Engineering Graph States of Atomic Ensembles by Photon-Mediated Entanglement

TL;DR

This paper demonstrates a scalable method to generate and control continuous-variable graph states of atomic ensembles using photon-mediated interactions, advancing quantum computation and metrology.

Contribution

It introduces a novel approach to engineer complex graph states of atomic ensembles with tunable entanglement structures using optical cavities.

Findings

Successfully generated four-mode square graph states.

Achieved control over entanglement localization and EPR steering.
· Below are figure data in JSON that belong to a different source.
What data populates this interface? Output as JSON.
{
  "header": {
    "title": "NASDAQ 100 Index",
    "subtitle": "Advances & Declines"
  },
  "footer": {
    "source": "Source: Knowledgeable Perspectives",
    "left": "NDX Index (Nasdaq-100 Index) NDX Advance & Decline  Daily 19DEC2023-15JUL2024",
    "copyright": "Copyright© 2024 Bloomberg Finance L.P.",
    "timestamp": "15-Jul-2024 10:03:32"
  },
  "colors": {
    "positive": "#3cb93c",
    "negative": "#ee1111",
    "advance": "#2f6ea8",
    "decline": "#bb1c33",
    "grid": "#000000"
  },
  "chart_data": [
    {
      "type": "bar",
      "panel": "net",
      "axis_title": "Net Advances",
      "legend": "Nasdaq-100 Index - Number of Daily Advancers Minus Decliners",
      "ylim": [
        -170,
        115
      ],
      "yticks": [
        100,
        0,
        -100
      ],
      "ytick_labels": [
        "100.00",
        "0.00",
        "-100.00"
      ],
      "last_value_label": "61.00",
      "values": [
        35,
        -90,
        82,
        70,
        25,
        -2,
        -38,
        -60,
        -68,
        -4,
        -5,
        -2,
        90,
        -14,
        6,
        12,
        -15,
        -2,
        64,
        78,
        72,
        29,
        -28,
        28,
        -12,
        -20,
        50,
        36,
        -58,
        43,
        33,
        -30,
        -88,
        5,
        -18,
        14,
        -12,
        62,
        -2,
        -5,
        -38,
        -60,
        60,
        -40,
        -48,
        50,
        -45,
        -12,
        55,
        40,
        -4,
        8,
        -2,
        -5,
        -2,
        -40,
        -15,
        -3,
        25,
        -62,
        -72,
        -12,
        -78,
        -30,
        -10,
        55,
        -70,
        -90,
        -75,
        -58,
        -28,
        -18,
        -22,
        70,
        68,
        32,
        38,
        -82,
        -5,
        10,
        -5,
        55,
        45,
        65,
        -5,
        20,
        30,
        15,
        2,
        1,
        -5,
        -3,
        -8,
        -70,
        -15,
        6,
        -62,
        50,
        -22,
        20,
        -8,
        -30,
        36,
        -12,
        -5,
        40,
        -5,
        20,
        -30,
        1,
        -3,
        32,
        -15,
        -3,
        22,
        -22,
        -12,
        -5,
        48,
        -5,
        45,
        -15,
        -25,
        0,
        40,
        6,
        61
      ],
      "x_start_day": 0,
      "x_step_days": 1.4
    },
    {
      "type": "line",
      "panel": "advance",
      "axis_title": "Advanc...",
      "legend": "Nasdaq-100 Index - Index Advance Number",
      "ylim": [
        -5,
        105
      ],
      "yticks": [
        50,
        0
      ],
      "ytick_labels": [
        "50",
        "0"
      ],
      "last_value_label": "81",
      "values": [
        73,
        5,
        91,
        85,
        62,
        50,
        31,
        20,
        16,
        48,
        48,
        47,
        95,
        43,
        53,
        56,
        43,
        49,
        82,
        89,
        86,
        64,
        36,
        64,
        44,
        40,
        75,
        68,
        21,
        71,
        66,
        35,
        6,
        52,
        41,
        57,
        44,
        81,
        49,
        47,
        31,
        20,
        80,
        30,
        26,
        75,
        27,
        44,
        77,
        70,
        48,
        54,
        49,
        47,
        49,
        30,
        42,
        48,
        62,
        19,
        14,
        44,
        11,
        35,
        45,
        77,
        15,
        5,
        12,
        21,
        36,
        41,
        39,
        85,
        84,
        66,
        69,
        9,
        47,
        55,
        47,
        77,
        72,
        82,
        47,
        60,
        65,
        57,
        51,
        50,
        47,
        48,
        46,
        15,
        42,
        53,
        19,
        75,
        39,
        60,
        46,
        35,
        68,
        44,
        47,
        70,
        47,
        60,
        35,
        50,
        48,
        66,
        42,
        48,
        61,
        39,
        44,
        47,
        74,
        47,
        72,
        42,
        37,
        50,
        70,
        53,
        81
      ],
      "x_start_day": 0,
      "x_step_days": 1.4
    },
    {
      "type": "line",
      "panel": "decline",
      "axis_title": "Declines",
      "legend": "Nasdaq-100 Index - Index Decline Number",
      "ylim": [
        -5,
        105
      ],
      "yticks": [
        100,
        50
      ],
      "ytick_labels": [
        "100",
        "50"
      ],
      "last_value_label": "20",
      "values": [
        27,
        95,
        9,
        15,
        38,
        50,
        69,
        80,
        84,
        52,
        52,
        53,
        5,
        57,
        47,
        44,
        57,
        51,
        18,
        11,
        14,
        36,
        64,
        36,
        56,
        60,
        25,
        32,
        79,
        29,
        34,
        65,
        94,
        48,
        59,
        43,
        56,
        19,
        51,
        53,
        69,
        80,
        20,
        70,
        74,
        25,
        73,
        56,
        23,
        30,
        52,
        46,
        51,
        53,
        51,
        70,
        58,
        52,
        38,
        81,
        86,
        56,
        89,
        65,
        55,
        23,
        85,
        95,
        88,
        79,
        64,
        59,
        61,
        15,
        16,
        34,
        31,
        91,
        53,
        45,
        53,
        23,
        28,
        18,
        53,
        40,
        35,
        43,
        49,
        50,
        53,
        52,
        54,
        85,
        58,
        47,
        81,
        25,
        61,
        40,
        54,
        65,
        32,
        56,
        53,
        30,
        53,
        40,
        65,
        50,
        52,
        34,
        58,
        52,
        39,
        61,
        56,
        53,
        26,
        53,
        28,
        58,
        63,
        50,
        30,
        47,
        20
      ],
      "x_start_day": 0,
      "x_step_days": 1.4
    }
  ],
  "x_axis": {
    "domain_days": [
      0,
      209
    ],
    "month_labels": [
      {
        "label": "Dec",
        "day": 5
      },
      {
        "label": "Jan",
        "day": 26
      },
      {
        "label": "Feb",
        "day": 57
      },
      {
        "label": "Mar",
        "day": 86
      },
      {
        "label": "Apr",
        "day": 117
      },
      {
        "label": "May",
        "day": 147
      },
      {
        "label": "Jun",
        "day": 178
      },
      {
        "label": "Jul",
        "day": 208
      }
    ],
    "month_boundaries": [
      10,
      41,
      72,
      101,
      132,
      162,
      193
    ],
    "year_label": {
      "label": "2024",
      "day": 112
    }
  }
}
Method is scalable to larger quantum networks.

Abstract

Graph states are versatile resources for quantum computation and quantum-enhanced measurement. Their generation illustrates a high level of control over entanglement. We report on the generation of continuous-variable graph states of atomic spin ensembles, which form the nodes of the graph. The edges represent the entanglement structure, which we program by combining global photon-mediated interactions in an optical cavity with local spin rotations. By tuning the entanglement between two subsystems, we either localize correlations within each subsystem or enable Einstein-Podolsky-Rosen steering. We further engineer a four-mode square graph state, highlighting the flexibility of our approach. Our method is scalable to larger and more complex graphs, laying groundwork for measurement-based quantum computation and advanced protocols in quantum metrology.